H M Patel's interim Budget had many firsts. This was the first interim Budget to be presented by a former bureaucrat and also a finance secretary. No wonder his speech was the shortest of all interim Budget speeches delivered so far.
Although he had the opportunity to rubbish the Congress government's claims of an economic miracle during the Emergency (1975-77), Patel avoided all such temptations.
Instead, he let the figures do the talking. The Budget deficit in 1976-77, he said, increased from the earlier estimate of Rs 328 crore to Rs 425 crore in the revised estimate.
Patel's interim Budget also clearly hinted at the need to raise revenue through non-inflationary methods and for economy measures.
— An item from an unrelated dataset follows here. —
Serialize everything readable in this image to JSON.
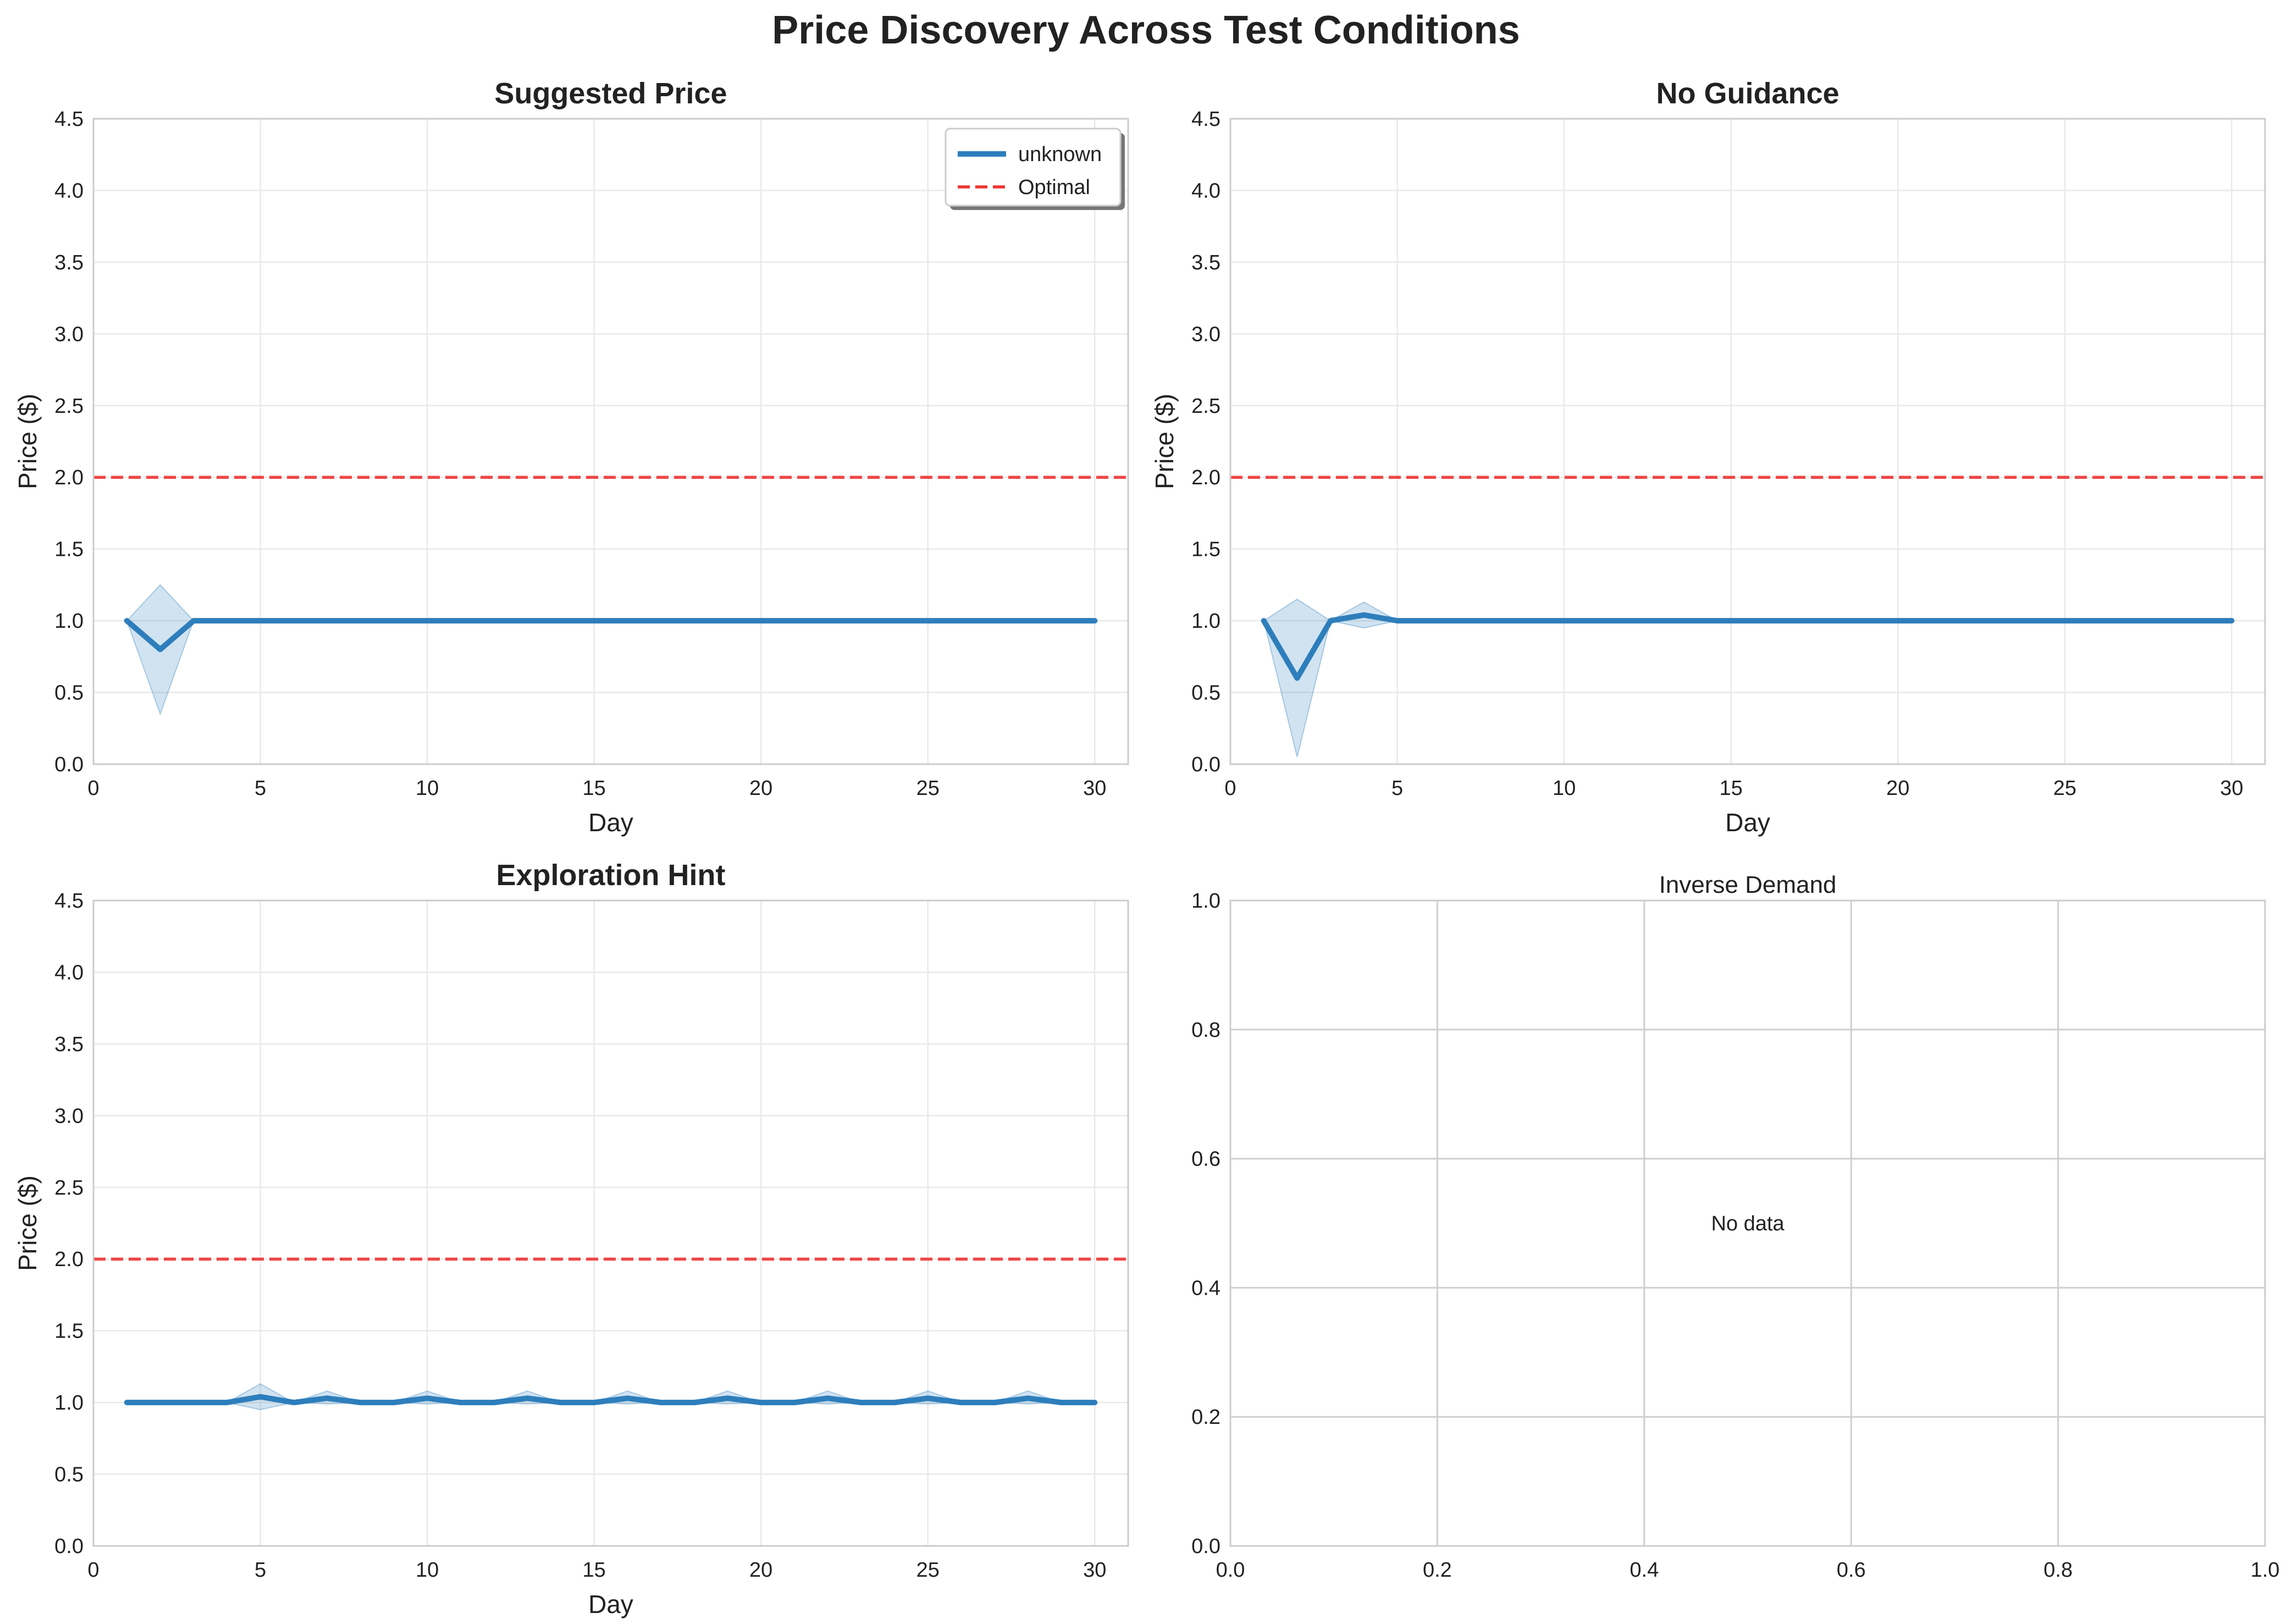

In sharp contrast to Patel's restraint, R Venkataraman converted his interim Budget speech for 1980-81 into a political statement aimed at attacking the Janata government's economic policies. And like Desai and Chavan, Venkataraman presented a long speech of over 40 paragraphs.
Yashwant Sinha's debut as finance minister was with an interim Budget, caused by the fall of the Chandra Shekhar government requiring a general election in May 1990.
This was at the height of India's economic crisis. Sinha's interim Budget will be remembered for his announcement that the government would disinvest equity in public sector undertakings.
In comparison, Sinha's second interim Budget was sober and mildly critical of his predecessor P Chidambaram's failure to meet the various revenue and expenditure targets.
Sinha also announced the government's decision to accept the Tenth Finance Commission's new formula for sharing of tax revenue among the Centre and the states through an amendment to the Constitution.
That leaves Manmohan Singh with his only interim Budget. He made it into a full-fledged election speech, outlining the Narasimha Rao government's achievements in economic policy.
He also announced a series of policy imperatives that the government ought to pursue, apart from presenting a sector-wise break-up of his expenditure plan for 1996-97.
He projected a fiscal deficit of only 5 per cent of gross domestic product, much lower than the 5.9 per cent achieved in the revised estimates for 1995-96. Singh ended his interim Budget speech with a virtual call to the voters to return the Congress party to power.
Like Manmohan Singh, Jaswant Singh also presents an interim Budget before the elections. The key question is: Will Jaswant Singh restrict himself to an election speech or set a new trend by announcing some new tax proposals too?